Everyone has the right to call me a fool at this point, to say I’d been blind to my body’s needs and signals. I have to say, to my credit, I tend to not get those typical hunger signals right away. Instead, I get droopy and cranky and tired first, and instead of thinking I need a snack, my thoughts turn to sleeping as the solution. Either way, one would think I’d be a little more self-aware now that I’m halfway through my 30’s!
As ridiculous as it may sound to miss my own hunger signals and get into that shaky, frantic, edgy state, does this not happen on a spiritual level in our lives as well? For those of you who are looking to Jesus in your daily life as I am, you know what I mean. Maybe we start to feel hopeless, angry, selfish, lazy, greedy, or a little bit of each of those, plus others! When I start to see these attitudes in my life, I know that I’ve not been nourishing my heart and mind. I’ve become spiritually hungry, and where there is emptiness, countless things of no value try to fill in the gaps. Just like in our physical bodies, if we do not nourish ourselves with good food, different parts and functions will start to slow down and eventually shut down. If we do not nourish our hearts with the “good food” of truth, prayer, and praise to God, we will fail to carry out our main purpose, that is, to serve and worship God in everything. Our lives will not show love, forgiveness, generosity, kindness, patience, self-control, peace, or joy.

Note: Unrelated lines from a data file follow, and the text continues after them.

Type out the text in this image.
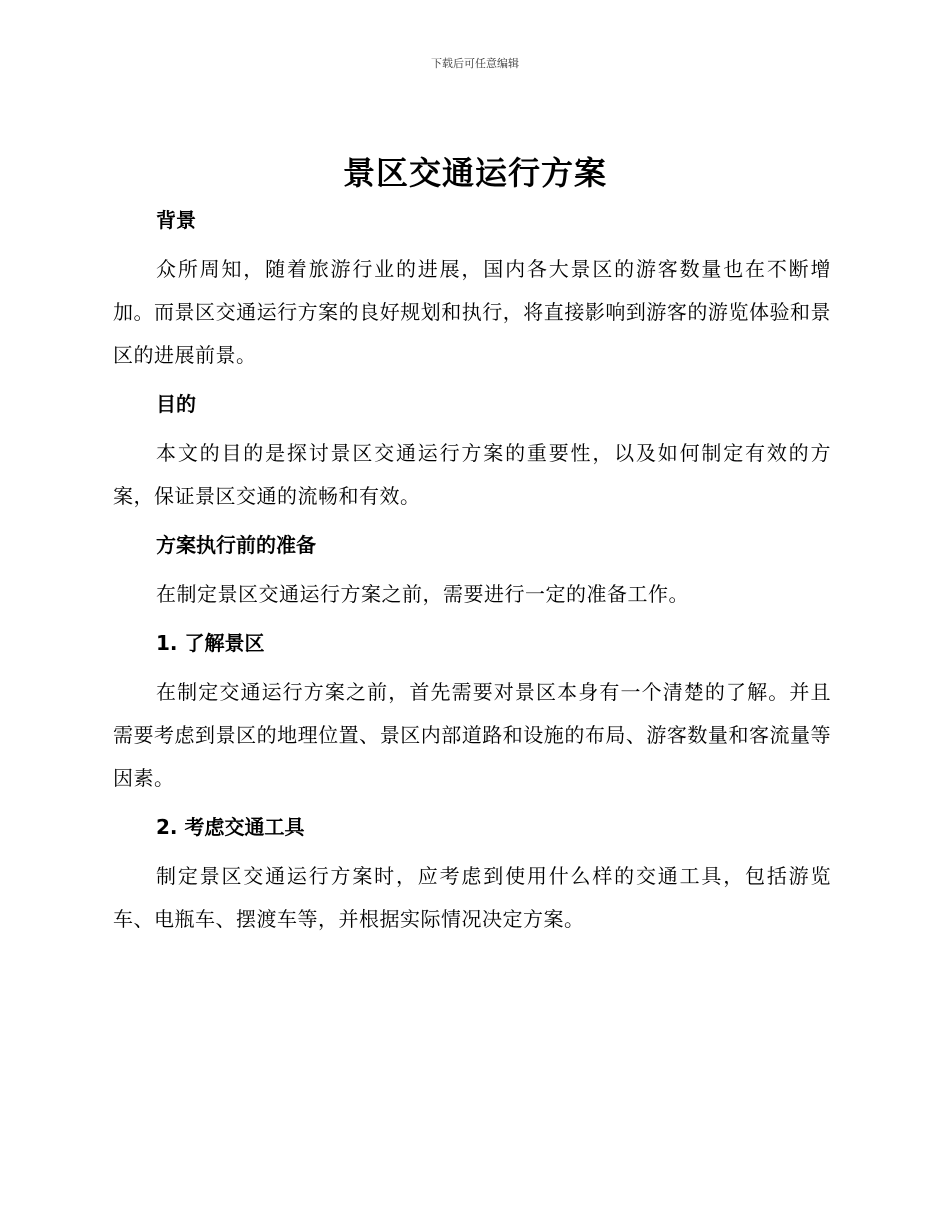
下载后可任意编辑
景区交通运行方案
背景

众所周知，随着旅游行业的进展，国内各大景区的游客数量也在不断增加。而景区交通运行方案的良好规划和执行，将直接影响到游客的游览体验和景区的进展前景。

目的

本文的目的是探讨景区交通运行方案的重要性，以及如何制定有效的方案，保证景区交通的流畅和有效。

方案执行前的准备

在制定景区交通运行方案之前，需要进行一定的准备工作。

1. 了解景区

在制定交通运行方案之前，首先需要对景区本身有一个清楚的了解。并且需要考虑到景区的地理位置、景区内部道路和设施的布局、游客数量和客流量等因素。

2. 考虑交通工具

制定景区交通运行方案时，应考虑到使用什么样的交通工具，包括游览车、电瓶车、摆渡车等，并根据实际情况决定方案。
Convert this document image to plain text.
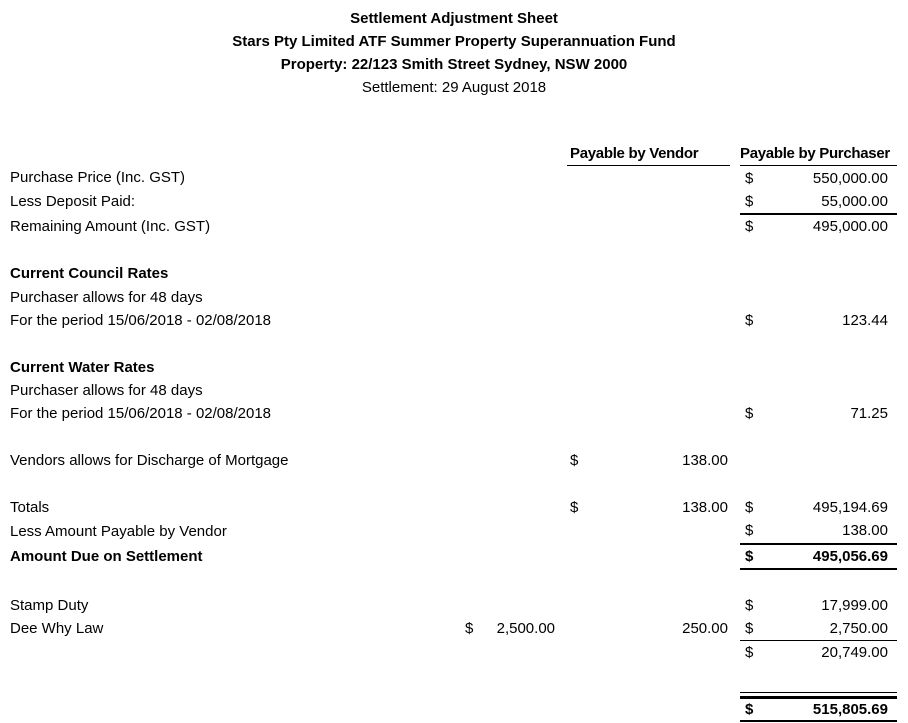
Settlement Adjustment Sheet
Stars Pty Limited ATF Summer Property Superannuation Fund
Property: 22/123 Smith Street Sydney, NSW 2000
Settlement: 29 August 2018
			Payable by Vendor		Payable by Purchaser
Purchase Price (Inc. GST)					$ 550,000.00

Less Deposit Paid:					$ 55,000.00

Remaining Amount (Inc. GST)					$ 495,000.00

Current Council Rates					
Purchaser allows for 48 days					
For the period 15/06/2018 - 02/08/2018					$ 123.44

Current Water Rates					
Purchaser allows for 48 days					
For the period 15/06/2018 - 02/08/2018					$ 71.25

Vendors allows for Discharge of Mortgage			$ 138.00		

Totals			$ 138.00		$ 495,194.69

Less Amount Payable by Vendor					$ 138.00

Amount Due on Settlement					$ 495,056.69

Stamp Duty					$ 17,999.00

Dee Why Law	$ 2,500.00		250.00		$ 2,750.00

					$ 20,749.00

					$ 515,805.69
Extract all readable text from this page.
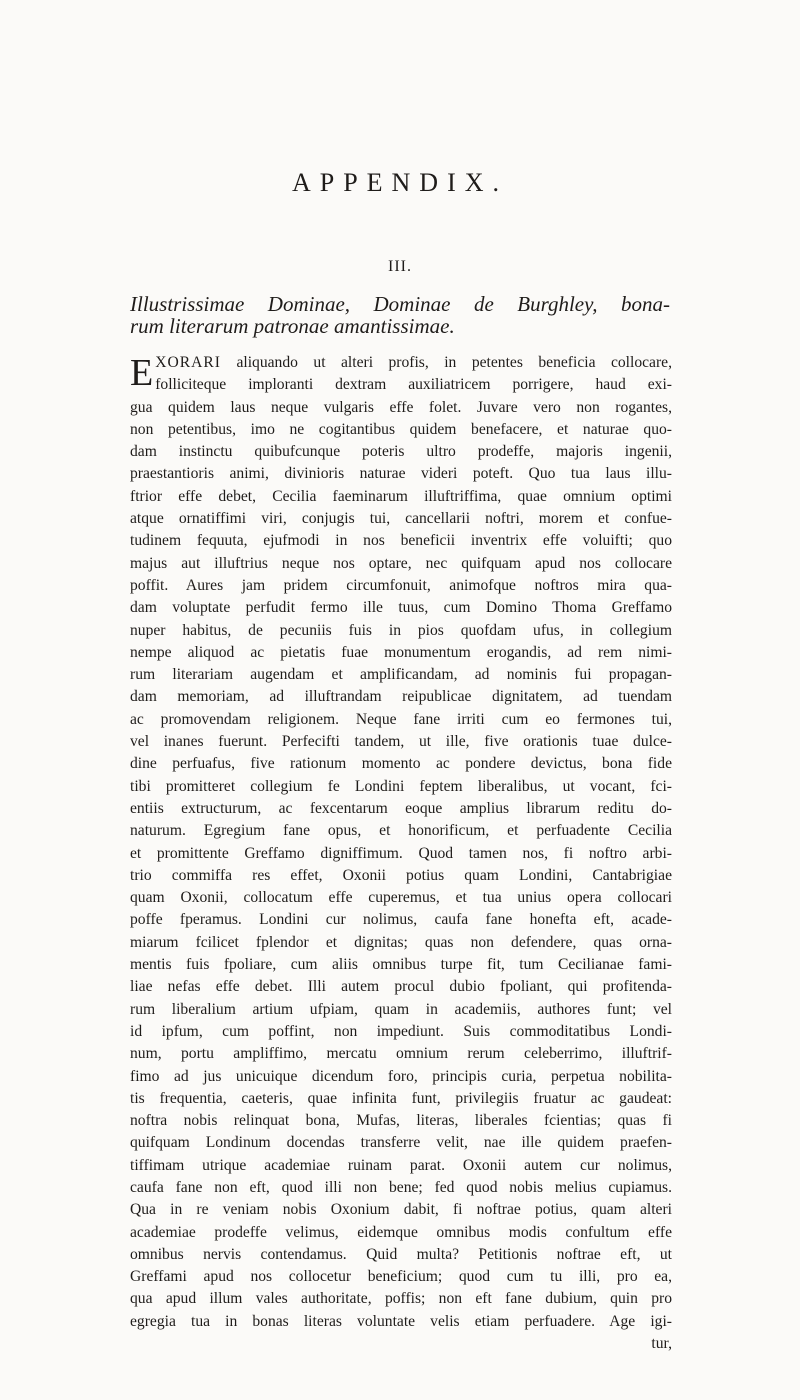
APPENDIX.
III.
Illustrissimae Dominae, Dominae de Burghley, bona-
rum literarum patronae amantissimae.
E XORARI aliquando ut alteri profis, in petentes beneficia collocare,
folliciteque imploranti dextram auxiliatricem porrigere, haud exi-
gua quidem laus neque vulgaris effe folet. Juvare vero non rogantes,
non petentibus, imo ne cogitantibus quidem benefacere, et naturae quo-
dam instinctu quibufcunque poteris ultro prodeffe, majoris ingenii,
praestantioris animi, divinioris naturae videri poteft. Quo tua laus illu-
ftrior effe debet, Cecilia faeminarum illuftriffima, quae omnium optimi
atque ornatiffimi viri, conjugis tui, cancellarii noftri, morem et confue-
tudinem fequuta, ejufmodi in nos beneficii inventrix effe voluifti; quo
majus aut illuftrius neque nos optare, nec quifquam apud nos collocare
poffit. Aures jam pridem circumfonuit, animofque noftros mira qua-
dam voluptate perfudit fermo ille tuus, cum Domino Thoma Greffamo
nuper habitus, de pecuniis fuis in pios quofdam ufus, in collegium
nempe aliquod ac pietatis fuae monumentum erogandis, ad rem nimi-
rum literariam augendam et amplificandam, ad nominis fui propagan-
dam memoriam, ad illuftrandam reipublicae dignitatem, ad tuendam
ac promovendam religionem. Neque fane irriti cum eo fermones tui,
vel inanes fuerunt. Perfecifti tandem, ut ille, five orationis tuae dulce-
dine perfuafus, five rationum momento ac pondere devictus, bona fide
tibi promitteret collegium fe Londini feptem liberalibus, ut vocant, fci-
entiis extructurum, ac fexcentarum eoque amplius librarum reditu do-
naturum. Egregium fane opus, et honorificum, et perfuadente Cecilia
et promittente Greffamo digniffimum. Quod tamen nos, fi noftro arbi-
trio commiffa res effet, Oxonii potius quam Londini, Cantabrigiae
quam Oxonii, collocatum effe cuperemus, et tua unius opera collocari
poffe fperamus. Londini cur nolimus, caufa fane honefta eft, acade-
miarum fcilicet fplendor et dignitas; quas non defendere, quas orna-
mentis fuis fpoliare, cum aliis omnibus turpe fit, tum Cecilianae fami-
liae nefas effe debet. Illi autem procul dubio fpoliant, qui profitenda-
rum liberalium artium ufpiam, quam in academiis, authores funt; vel
id ipfum, cum poffint, non impediunt. Suis commoditatibus Londi-
num, portu ampliffimo, mercatu omnium rerum celeberrimo, illuftrif-
fimo ad jus unicuique dicendum foro, principis curia, perpetua nobilita-
tis frequentia, caeteris, quae infinita funt, privilegiis fruatur ac gaudeat:
noftra nobis relinquat bona, Mufas, literas, liberales fcientias; quas fi
quifquam Londinum docendas transferre velit, nae ille quidem praefen-
tiffimam utrique academiae ruinam parat. Oxonii autem cur nolimus,
caufa fane non eft, quod illi non bene; fed quod nobis melius cupiamus.
Qua in re veniam nobis Oxonium dabit, fi noftrae potius, quam alteri
academiae prodeffe velimus, eidemque omnibus modis confultum effe
omnibus nervis contendamus. Quid multa? Petitionis noftrae eft, ut
Greffami apud nos collocetur beneficium; quod cum tu illi, pro ea,
qua apud illum vales authoritate, poffis; non eft fane dubium, quin pro
egregia tua in bonas literas voluntate velis etiam perfuadere. Age igi-
tur,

I’m clearly not the quickest learner. Nourishing my physical body as well as my spiritual heart seem to be pretty elementary things, yet there I was this morning trying to give my best to my daughter when both of those tanks were nearing empty! I didn’t stand a chance; I’d essentially shot myself in the foot. Even as I type, I’m filling up my stomach with good, healthy, tasty food. It feels good to have more strength and a clearer mind. When I sit down to pray, or read something that reminds me of Jesus’ love, or sing a song of praise, my heart will enjoy the same effects. When nourishment is so readily available in both senses, we are fools to forget or neglect our hunger! May we all fill up with good things today.